L'ente, attraverso la commissione Urbanistica e Ambiente con la collaborazione di tutte le forze politiche che compongono l'assise cittadina, si è da subito mostrato attento e sensibile al tema, programmando una serie di attività da estendere ai fini educativi anche all'interno delle scuole: «Occorre coinvolgere e sensibilizzare i cittadini e tutte le persone che vivono e hanno a cuore il territorio, c'è necessità di fare rete».

Queste le parole del presidente della commissione Urbanistica e Ambiente, Alessandro Ferrazzoli, che prosegue invitando i cittadini a segnalare chi getta gomme e altri ingombranti nelle campagne setine: «Con l'ausilio delle fototrappole il lavoro sarà più concreto e ci sarà la possibilità di dare nome e cognome a chi commette tale tipo di reato.
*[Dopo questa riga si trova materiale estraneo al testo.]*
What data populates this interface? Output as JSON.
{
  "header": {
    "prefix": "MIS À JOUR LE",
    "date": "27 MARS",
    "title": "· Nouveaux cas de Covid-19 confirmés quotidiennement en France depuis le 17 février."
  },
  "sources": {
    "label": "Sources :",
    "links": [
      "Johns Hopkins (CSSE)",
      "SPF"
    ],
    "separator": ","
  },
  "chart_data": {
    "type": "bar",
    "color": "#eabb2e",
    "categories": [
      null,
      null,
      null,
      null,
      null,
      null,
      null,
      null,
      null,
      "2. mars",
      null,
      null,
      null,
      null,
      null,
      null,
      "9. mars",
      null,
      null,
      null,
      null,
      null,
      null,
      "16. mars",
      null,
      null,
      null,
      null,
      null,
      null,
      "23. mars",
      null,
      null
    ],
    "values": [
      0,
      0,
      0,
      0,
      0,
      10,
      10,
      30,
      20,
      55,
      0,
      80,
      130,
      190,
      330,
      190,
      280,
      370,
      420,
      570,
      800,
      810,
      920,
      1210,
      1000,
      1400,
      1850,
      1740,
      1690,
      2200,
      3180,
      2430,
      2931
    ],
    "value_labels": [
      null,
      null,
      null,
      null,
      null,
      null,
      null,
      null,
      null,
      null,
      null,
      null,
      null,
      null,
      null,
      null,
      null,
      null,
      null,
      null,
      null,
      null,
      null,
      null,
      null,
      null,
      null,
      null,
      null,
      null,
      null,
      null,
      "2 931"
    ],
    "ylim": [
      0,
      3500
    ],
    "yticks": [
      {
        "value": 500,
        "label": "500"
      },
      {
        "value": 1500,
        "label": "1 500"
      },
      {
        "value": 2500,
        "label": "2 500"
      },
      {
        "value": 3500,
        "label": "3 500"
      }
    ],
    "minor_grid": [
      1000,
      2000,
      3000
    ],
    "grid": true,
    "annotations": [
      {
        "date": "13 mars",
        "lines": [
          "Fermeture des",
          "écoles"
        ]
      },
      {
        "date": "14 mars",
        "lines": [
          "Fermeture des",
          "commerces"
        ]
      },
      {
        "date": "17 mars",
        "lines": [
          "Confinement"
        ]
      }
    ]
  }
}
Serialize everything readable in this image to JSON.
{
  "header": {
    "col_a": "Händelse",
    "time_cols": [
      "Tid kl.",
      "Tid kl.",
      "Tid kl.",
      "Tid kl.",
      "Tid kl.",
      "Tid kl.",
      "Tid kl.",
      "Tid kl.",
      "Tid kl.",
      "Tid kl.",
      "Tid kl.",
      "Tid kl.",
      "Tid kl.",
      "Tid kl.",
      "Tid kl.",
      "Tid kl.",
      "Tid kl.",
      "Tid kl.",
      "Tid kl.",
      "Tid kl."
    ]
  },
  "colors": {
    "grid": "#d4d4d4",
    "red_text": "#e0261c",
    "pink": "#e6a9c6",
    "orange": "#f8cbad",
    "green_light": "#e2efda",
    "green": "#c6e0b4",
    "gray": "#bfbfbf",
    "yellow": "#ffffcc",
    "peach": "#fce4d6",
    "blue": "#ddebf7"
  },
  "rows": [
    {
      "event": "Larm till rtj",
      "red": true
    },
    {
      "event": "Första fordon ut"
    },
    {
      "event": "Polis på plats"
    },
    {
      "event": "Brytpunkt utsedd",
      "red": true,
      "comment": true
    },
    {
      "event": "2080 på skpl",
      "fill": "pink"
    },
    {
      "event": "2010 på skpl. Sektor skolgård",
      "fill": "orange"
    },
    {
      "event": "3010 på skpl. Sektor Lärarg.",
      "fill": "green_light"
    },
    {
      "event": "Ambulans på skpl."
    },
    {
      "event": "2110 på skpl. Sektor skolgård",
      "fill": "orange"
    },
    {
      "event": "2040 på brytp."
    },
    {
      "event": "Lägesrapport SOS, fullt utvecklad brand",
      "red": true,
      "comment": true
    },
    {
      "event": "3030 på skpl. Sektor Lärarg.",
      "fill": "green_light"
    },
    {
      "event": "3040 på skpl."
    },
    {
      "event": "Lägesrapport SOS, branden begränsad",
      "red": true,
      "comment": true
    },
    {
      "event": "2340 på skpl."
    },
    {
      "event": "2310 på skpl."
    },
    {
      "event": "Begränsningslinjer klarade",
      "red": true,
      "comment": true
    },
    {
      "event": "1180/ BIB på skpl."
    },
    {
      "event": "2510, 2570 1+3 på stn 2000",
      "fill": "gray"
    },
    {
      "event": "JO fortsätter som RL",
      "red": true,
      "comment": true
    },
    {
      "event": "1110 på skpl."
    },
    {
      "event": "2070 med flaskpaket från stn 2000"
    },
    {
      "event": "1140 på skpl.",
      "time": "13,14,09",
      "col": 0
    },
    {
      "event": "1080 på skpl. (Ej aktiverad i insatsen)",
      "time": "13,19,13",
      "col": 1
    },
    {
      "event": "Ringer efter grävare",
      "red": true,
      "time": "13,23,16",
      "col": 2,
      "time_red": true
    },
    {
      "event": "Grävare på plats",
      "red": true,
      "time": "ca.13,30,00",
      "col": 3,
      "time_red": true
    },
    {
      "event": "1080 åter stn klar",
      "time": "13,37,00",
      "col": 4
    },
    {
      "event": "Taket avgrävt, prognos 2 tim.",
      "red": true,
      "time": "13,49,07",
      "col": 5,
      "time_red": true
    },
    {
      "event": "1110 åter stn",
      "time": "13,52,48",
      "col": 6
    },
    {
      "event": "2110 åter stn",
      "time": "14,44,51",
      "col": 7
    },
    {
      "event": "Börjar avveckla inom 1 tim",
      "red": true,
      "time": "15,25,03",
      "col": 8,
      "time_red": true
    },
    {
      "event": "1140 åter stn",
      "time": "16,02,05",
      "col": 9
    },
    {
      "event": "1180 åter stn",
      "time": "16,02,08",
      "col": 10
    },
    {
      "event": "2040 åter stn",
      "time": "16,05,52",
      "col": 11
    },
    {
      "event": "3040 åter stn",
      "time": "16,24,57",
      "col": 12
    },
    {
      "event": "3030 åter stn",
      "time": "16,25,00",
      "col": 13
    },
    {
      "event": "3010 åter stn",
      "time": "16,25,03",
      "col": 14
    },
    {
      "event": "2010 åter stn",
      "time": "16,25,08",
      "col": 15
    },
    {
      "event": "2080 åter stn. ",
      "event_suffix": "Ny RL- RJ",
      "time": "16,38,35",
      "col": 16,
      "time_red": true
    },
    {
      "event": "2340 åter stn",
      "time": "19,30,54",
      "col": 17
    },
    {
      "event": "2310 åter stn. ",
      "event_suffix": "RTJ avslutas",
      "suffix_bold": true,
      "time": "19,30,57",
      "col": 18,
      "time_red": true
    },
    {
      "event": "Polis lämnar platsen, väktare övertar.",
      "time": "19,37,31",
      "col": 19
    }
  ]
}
Contestualmente - ha concluso il consigliere e presidente della commissione - l'amministrazione sta ragionando sulla possibilità di attrezzare un'isola ecologica nelle pianure, in modo da facilitare le operazioni di ritiro e snellire il lavoro dell'isola di Valle Pazza. Quando tutti questi tasselli saranno al completo finalmente l'amministrazione comunale potrà veder risolto un annoso problema».